Two of the finest wilderness areas in New Mexico overlap the western side of Sierra County.
Together, the Gila National Forest and the Aldo Leopold Wilderness offer 3 million acres of wild nature, portions of which are perfect for activities like camping, hiking, or just enjoying the silence and clean air of this uncharted territory.
The Gila was the first national wilderness area officially dedicated — and it remains the largest primitive area still maintained.

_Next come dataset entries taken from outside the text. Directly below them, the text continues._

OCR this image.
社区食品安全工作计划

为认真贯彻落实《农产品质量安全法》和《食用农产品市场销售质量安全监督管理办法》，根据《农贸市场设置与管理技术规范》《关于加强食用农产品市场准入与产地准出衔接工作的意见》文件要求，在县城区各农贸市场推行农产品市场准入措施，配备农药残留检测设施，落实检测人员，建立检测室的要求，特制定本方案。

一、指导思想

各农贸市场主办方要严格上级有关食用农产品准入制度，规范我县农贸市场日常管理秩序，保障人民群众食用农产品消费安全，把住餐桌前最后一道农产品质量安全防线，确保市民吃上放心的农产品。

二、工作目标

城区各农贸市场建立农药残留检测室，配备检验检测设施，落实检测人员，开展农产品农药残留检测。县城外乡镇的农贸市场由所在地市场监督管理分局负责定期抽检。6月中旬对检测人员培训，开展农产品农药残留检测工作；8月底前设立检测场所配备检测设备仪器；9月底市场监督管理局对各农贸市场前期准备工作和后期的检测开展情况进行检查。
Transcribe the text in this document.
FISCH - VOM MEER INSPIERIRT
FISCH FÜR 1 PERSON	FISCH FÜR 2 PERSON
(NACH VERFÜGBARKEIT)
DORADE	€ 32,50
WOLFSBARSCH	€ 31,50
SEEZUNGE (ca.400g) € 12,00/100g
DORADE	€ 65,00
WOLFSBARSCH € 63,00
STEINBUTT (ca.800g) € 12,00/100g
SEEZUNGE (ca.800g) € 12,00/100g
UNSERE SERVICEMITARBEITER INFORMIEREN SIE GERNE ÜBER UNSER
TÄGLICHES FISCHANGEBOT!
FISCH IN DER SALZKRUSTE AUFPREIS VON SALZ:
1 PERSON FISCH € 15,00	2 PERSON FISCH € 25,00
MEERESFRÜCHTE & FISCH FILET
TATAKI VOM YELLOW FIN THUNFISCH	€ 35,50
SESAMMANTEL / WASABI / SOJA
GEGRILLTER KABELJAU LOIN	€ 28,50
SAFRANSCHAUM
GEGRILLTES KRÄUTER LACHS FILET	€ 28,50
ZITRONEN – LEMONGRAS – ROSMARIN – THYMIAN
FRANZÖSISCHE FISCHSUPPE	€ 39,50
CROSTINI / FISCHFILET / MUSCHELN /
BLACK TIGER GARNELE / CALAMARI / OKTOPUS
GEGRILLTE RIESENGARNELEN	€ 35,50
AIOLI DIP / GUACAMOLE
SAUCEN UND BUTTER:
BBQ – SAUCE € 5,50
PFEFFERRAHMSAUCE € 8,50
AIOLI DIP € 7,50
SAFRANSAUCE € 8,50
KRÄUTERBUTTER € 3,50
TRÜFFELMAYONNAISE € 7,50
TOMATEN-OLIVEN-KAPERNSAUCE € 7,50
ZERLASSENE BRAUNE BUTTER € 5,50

The Black Range, which is contained almost entirely within the Gila National Forest, is located on the western edge of Sierra County and is most easily accessed via the road to Hillsboro (Highway 152). With the exception of the areas along this highway (east of Hillsboro & Kingston) which offer camping and hiking, most of the Black Range is very difficult to traverse and almost entirely undeveloped.
The southern portion of the Black Range is also known as the Mimbres Range, as it was occupied from about 1000-1150 CE by the Mimbres people, whose most famous site, the Gila Cliff Dwellings (well-marked from Highway 152), is located in Grant County not far from the Sierra County border.
More information on the Gila Wilderness is available at the Black Range Ranger District Office:
Black Range Ranger District
1804 North Date Street
Truth or Consequences, NM 87901
hours: Mon-Fri, 8am-4:30pm (except national holidays)
Aldo Leopold Wilderness
Named for the early naturalist and pioneer of Wilderness preservation, the Aldo Leopold Wilderness runs along the Continental Divide, straddling the crest of the Black Range. It covers more than 200,000 acres and is managed by the U.S. Forest Service. It is separated from the even larger Gila Wilderness by Forest Service Road 150.
The former mining town of Chloride is positioned on the edge of this wilderness, and hiking trails can be found just up the canyon from Chloride’s Main Street. You’ll need a high clearance vehicle if you plan to explore the road by car.